小規模の方が合意を得易いため,上図にはJR線や京福・叡山電鉄は含まれていません。JR線を加える場合は,西大路~山科間,花園~JR藤森間などが考えられます。また東西線・六地蔵延伸時には,京阪線の伏見桃山~中書島~六地蔵間の追加も検討の必要があります。近鉄京都は(地)京都と,京阪山科は(地)山科と,列車系統の関係で誤乗が生じ易いにも拘らず,懲罰的な増し運賃を課すのは余り合理的ではないため,伏見桃山・桃山御陵前を含めて,実質的に同一箇所の駅を含む区間設定になっています。

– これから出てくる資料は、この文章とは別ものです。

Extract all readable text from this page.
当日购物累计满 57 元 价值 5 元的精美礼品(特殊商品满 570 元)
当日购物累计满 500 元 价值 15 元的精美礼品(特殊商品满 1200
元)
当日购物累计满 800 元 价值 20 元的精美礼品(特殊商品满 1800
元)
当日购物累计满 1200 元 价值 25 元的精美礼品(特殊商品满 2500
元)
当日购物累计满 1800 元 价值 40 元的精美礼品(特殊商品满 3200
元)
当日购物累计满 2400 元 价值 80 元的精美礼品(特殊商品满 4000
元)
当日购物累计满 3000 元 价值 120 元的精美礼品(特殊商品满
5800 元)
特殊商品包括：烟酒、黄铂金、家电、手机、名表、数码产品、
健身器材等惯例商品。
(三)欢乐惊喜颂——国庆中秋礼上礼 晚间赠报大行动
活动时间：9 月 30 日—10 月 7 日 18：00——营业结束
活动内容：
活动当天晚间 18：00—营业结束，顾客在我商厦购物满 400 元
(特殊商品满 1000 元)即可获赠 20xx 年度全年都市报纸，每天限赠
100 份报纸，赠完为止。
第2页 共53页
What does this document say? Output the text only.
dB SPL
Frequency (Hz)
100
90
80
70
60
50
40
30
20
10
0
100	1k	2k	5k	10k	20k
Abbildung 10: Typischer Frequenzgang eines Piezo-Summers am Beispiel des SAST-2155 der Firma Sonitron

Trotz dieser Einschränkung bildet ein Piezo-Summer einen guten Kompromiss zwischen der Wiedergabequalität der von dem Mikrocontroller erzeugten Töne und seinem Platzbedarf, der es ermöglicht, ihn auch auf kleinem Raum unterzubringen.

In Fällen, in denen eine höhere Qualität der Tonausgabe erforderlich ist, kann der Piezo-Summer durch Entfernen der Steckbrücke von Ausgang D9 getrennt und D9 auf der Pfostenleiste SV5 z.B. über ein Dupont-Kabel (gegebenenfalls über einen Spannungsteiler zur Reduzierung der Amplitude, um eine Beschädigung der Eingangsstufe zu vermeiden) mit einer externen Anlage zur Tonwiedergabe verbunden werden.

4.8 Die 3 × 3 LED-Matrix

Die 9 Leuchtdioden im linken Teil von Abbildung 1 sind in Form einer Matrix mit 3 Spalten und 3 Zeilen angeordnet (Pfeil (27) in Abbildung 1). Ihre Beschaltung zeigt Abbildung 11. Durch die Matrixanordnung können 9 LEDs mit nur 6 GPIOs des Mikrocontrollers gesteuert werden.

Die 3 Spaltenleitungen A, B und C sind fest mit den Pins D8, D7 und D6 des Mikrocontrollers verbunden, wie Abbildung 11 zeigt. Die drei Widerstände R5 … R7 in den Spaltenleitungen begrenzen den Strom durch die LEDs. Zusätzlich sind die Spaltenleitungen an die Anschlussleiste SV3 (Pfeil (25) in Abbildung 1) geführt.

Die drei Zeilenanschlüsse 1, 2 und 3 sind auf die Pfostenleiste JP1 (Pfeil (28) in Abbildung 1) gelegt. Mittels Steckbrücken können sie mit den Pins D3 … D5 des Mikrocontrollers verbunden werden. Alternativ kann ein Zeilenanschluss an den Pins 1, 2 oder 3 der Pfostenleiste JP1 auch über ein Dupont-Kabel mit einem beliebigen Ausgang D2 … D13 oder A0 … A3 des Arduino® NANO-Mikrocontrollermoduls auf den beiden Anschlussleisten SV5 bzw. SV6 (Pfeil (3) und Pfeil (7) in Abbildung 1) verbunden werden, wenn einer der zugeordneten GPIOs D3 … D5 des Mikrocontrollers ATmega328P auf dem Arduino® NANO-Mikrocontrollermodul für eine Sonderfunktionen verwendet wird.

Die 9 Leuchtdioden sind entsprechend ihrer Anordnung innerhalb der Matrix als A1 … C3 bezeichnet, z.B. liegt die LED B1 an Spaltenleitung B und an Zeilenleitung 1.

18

この区間に対して,京都市営地下鉄の運賃を適用すると,上の三条京阪~西院間は230円,丹波橋~烏丸御池間は260円となります。この値下げの原資は,基本的には同一社線内利用者の運賃値上げ分で賄うことになりますが,実際に総運賃収入に関して中立的であるか否かは,現状のパーソントリップ調査結果等を用いて予測する必要があります。区間数としては値上げ区間より値下げ区間の方が多いので,運賃弾力性の程度にもよりますが,全体の乗客数は増加が見込まれます。

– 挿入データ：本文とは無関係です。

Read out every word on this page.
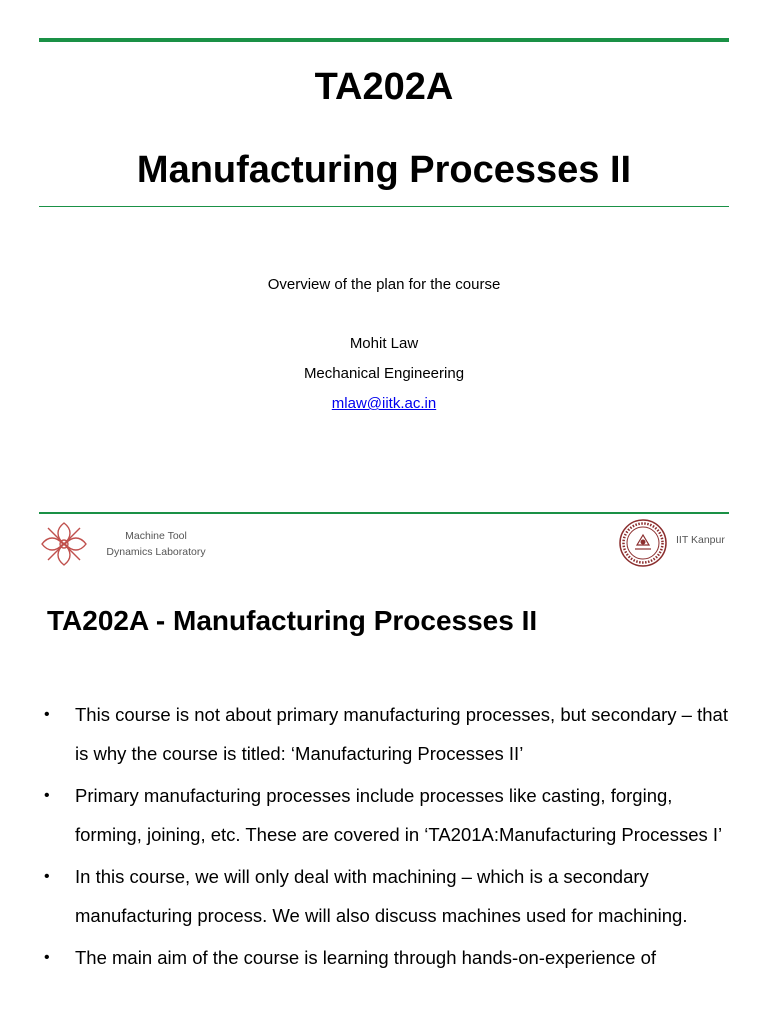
TA202A
Manufacturing Processes II
Overview of the plan for the course
Mohit Law
Mechanical Engineering
mlaw@iitk.ac.in
Machine Tool
Dynamics Laboratory
IIT Kanpur
TA202A - Manufacturing Processes II
• This course is not about primary manufacturing processes, but secondary – that is why the course is titled: ‘Manufacturing Processes II’
• Primary manufacturing processes include processes like casting, forging, forming, joining, etc. These are covered in ‘TA201A:Manufacturing Processes I’
• In this course, we will only deal with machining – which is a secondary manufacturing process. We will also discuss machines used for machining.
• The main aim of the course is learning through hands-on-experience of
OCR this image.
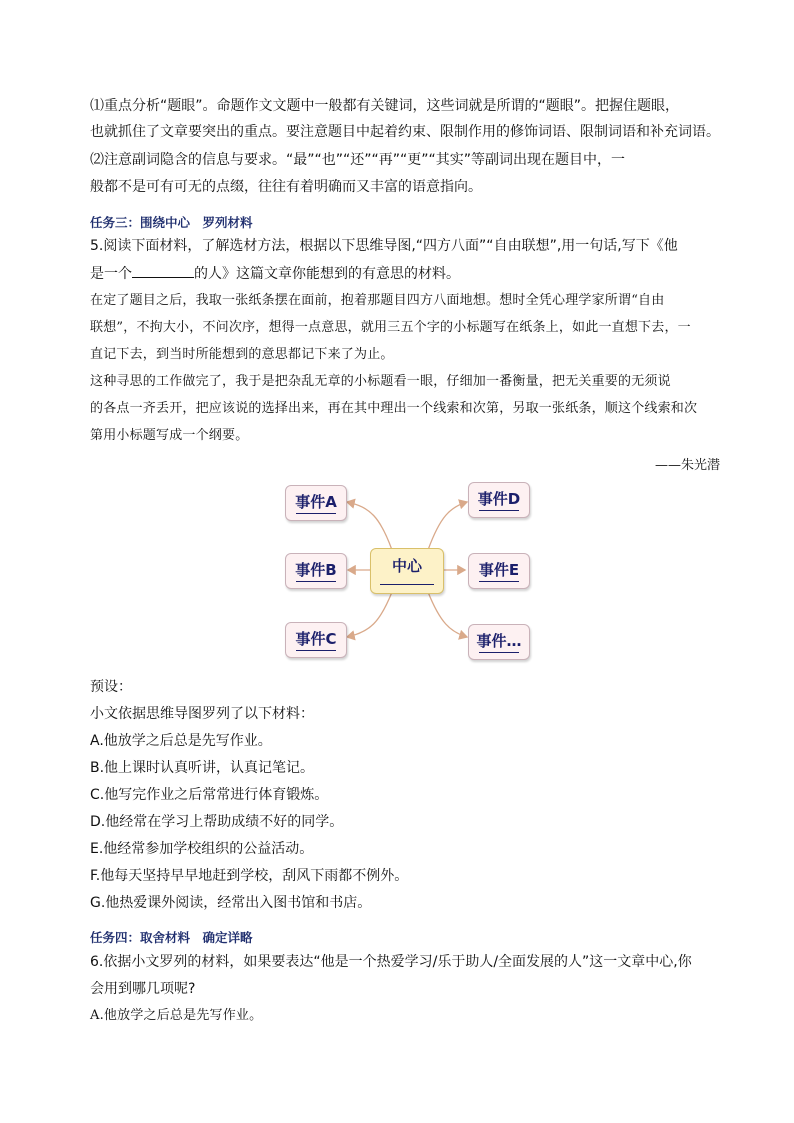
⑴重点分析“题眼”。命题作文文题中一般都有关键词，这些词就是所谓的“题眼”。把握住题眼，
也就抓住了文章要突出的重点。要注意题目中起着约束、限制作用的修饰词语、限制词语和补充词语。
⑵注意副词隐含的信息与要求。“最”“也”“还”“再”“更”“其实”等副词出现在题目中，一
般都不是可有可无的点缀，往往有着明确而又丰富的语意指向。
任务三：围绕中心　罗列材料
5.阅读下面材料，了解选材方法，根据以下思维导图,“四方八面”“自由联想”,用一句话,写下《他
是一个	的人》这篇文章你能想到的有意思的材料。
在定了题目之后，我取一张纸条摆在面前，抱着那题目四方八面地想。想时全凭心理学家所谓“自由
联想”，不拘大小，不问次序，想得一点意思，就用三五个字的小标题写在纸条上，如此一直想下去，一
直记下去，到当时所能想到的意思都记下来了为止。
这种寻思的工作做完了，我于是把杂乱无章的小标题看一眼，仔细加一番衡量，把无关重要的无须说
的各点一齐丢开，把应该说的选择出来，再在其中理出一个线索和次第，另取一张纸条，顺这个线索和次
第用小标题写成一个纲要。
——朱光潜
中心
事件A
事件B
事件C
事件D
事件E
事件…
预设：
小文依据思维导图罗列了以下材料：
A.他放学之后总是先写作业。
B.他上课时认真听讲，认真记笔记。
C.他写完作业之后常常进行体育锻炼。
D.他经常在学习上帮助成绩不好的同学。
E.他经常参加学校组织的公益活动。
F.他每天坚持早早地赶到学校，刮风下雨都不例外。
G.他热爱课外阅读，经常出入图书馆和书店。
任务四：取舍材料　确定详略
6.依据小文罗列的材料，如果要表达“他是一个热爱学习/乐于助人/全面发展的人”这一文章中心,你
会用到哪几项呢?
A.他放学之后总是先写作业。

#たとえば出町柳~西大路四条間の市バス3系統利用者の減少など,路面交通からの転移とそれに伴うバス事業の採算悪化は別途考慮する必要があります。

ただし運賃収入を事業者間でどう配分するかのルール作りは別問題で,特に鴨東線の割増し運賃の解消が必要なので,この部分については何らかの財政措置が必要になるかも知れません。
#自動車諸税の一部を都市高速鉄道の資本費へ充当することは検討されて然るべきでしょう。現在でも都市モノレールのインフラ部分は「特殊街路」の位置づけで道路予算で作られていることですし。

とりあえず「スルット関西」利用者について,期間を限って社会実験をやってみることは有意義かも知れません。普通券を正規運賃で発売する場合,同一社線内利用者は「スルット関西」から普通券にシフトするため,当然減収が予想されますが,実験には「不確定性」が付き物なので,多少のことには目をつぶらざるを得ないでしょう。